The destruction of these countries is directly related to the large influx into Europe of various African immigrants and refugees in the last decade, which is at some level problematic for European countries. Not only are millions of Afghans, Syrians, Iraqis and Pakistanis seeking to rebuild their lives in Europe, but the three failed states of Lebanon, Syria and Libya were once happy hosts to many people from sub-Saharan Africa. This is now impossible, pushing more sub-Saharans to make their way to Europe.

It seems likely that not only the US but also Europe is determined to maintain its disastrous foreign policy course in the region. As well as renewing sanctions on Syria in May 2022, the EU has even considered putting boots on the ground in Libya, according to a document seen by A politician. Like Syria, Libya holds resources that Europe desperately wants, while also being the stage for the rivalry, if not proxy war, between Russia and the West and a staging point for migrants to cross the Mediterranean.

In February, Italian energy giant Eni and Libya’s state-owned National Oil Corporation (NOC) signed an $8 billion investment deal to explore underwater gas fields mainly for export to Europe, under the approving gaze of Italian Prime Minister Giorgia Meloni and Fayez al-Sarraj, the leader of the recognized by the UN Tripoli-based Government of National Accord (GNA).

But Libya is still not completely at peace since the NATO-backed ouster of autocrat Muammar Gaddafi in 2011. Despite a supposed truce, violence erupted in Tripoli in August 2022 between rivals for control of the country, while European countries Russia and Turkey all have a stake in Libya, with their interests often at odds.

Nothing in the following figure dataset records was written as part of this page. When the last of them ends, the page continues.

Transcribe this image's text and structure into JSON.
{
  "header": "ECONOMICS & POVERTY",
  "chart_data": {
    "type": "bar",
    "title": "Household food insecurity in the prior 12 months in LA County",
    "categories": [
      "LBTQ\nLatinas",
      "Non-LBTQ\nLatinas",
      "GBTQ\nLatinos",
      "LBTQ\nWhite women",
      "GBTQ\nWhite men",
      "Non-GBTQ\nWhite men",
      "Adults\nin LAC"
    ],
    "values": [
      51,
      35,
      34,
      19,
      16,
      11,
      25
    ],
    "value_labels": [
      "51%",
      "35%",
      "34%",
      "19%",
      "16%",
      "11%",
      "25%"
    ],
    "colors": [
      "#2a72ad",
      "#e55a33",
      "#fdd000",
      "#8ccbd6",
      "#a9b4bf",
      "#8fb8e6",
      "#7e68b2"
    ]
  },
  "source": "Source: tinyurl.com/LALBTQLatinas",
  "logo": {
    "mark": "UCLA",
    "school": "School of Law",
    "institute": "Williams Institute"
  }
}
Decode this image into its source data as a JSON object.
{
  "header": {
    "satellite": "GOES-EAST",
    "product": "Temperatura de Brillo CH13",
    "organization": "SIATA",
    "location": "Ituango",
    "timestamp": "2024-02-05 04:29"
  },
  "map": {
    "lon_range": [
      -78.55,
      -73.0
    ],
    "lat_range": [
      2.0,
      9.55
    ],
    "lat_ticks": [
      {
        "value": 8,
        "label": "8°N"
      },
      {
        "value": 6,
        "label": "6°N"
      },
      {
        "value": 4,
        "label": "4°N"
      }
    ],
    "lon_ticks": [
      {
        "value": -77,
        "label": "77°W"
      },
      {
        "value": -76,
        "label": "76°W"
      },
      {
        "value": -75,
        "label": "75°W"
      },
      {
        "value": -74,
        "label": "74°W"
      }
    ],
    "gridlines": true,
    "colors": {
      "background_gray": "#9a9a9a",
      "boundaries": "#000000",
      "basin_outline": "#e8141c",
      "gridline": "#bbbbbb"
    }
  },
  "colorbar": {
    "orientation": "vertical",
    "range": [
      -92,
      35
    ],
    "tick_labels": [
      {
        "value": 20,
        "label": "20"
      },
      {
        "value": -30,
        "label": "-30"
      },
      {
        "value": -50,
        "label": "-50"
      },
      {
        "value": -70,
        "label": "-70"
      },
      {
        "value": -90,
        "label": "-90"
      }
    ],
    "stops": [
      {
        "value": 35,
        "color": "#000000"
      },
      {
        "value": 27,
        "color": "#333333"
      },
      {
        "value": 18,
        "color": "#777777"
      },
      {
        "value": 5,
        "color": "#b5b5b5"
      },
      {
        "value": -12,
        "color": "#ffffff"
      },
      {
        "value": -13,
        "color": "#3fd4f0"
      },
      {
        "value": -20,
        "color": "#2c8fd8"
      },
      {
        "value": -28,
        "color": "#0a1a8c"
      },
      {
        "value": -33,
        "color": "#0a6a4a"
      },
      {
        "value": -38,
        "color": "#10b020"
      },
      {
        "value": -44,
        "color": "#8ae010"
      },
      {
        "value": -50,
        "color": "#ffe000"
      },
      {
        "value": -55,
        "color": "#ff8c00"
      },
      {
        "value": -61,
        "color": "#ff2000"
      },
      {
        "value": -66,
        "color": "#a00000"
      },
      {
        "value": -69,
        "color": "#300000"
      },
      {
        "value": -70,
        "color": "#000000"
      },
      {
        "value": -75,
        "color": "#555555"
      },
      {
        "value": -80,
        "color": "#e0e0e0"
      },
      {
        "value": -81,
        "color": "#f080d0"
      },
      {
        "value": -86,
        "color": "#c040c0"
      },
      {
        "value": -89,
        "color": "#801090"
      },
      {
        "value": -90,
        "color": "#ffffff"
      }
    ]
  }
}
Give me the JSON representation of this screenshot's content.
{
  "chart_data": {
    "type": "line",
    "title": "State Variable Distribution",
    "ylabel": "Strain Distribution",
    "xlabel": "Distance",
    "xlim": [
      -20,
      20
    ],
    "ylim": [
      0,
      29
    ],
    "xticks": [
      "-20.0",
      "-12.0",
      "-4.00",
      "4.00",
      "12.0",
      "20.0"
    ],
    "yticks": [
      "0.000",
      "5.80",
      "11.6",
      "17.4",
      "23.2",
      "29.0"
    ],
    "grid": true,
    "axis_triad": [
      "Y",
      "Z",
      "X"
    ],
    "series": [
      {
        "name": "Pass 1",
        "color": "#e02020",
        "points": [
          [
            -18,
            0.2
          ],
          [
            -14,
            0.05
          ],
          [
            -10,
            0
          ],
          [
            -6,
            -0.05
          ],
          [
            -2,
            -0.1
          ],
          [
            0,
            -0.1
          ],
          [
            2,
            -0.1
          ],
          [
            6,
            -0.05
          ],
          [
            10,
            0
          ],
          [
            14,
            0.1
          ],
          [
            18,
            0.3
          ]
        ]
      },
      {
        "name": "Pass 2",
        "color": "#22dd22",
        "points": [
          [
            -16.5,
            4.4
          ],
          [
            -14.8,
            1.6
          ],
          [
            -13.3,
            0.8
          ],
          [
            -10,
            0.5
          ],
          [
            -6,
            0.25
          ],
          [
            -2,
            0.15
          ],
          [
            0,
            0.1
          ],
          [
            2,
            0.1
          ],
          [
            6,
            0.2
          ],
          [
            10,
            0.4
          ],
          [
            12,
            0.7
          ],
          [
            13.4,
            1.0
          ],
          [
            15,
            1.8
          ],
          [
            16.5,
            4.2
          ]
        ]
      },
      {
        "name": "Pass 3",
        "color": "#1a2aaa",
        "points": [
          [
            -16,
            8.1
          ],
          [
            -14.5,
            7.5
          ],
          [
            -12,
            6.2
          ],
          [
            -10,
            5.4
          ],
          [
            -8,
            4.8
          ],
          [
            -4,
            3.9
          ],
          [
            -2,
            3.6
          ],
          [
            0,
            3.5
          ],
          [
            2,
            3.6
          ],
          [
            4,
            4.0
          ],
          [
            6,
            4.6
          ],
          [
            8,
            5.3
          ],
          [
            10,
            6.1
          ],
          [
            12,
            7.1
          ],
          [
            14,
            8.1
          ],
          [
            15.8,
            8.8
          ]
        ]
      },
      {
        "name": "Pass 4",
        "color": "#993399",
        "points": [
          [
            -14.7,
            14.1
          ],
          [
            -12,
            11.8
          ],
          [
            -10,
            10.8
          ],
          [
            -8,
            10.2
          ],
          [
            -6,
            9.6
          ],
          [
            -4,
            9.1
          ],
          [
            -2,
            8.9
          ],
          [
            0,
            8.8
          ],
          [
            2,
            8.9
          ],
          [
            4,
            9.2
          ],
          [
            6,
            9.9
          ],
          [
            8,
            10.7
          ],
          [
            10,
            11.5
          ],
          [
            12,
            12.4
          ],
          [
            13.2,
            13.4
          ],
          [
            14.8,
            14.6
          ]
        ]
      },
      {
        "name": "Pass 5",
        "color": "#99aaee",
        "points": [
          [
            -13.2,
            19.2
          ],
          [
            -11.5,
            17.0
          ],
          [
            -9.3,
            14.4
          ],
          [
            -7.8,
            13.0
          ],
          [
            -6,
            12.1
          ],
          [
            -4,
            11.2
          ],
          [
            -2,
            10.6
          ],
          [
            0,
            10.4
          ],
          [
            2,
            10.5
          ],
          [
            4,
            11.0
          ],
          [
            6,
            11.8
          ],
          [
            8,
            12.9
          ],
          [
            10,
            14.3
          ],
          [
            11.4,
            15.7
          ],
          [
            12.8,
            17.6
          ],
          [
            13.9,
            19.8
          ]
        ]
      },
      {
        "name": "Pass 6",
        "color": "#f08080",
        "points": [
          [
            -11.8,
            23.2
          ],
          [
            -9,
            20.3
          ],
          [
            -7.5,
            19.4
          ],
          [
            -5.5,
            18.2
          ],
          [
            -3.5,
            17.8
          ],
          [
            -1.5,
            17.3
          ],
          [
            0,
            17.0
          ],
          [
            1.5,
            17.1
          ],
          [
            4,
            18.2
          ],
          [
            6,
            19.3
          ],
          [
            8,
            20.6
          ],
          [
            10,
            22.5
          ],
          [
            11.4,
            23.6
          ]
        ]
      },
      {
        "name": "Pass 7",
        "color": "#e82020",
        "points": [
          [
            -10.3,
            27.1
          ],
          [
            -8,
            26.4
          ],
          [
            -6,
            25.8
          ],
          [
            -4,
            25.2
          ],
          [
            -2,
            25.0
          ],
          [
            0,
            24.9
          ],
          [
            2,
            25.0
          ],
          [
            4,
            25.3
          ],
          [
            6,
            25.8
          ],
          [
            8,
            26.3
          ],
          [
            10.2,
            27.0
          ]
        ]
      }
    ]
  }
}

With the world’s attention on Ukraine, it’s easy to forget the drama unfolding in the Middle East and North Africa, the suffering of the people who live there, and the stage it sets for important European issues from immigration to energy.

Keely visited Beirut last June, and before leaving he told a man he thought well informed of his forthcoming journey. The man wished Keeley a happy holiday, which surprised the priest since most of the country doesn’t even have electricity anymore and even the capital only has it for an hour a day.

You can’t solve a problem you don’t acknowledge.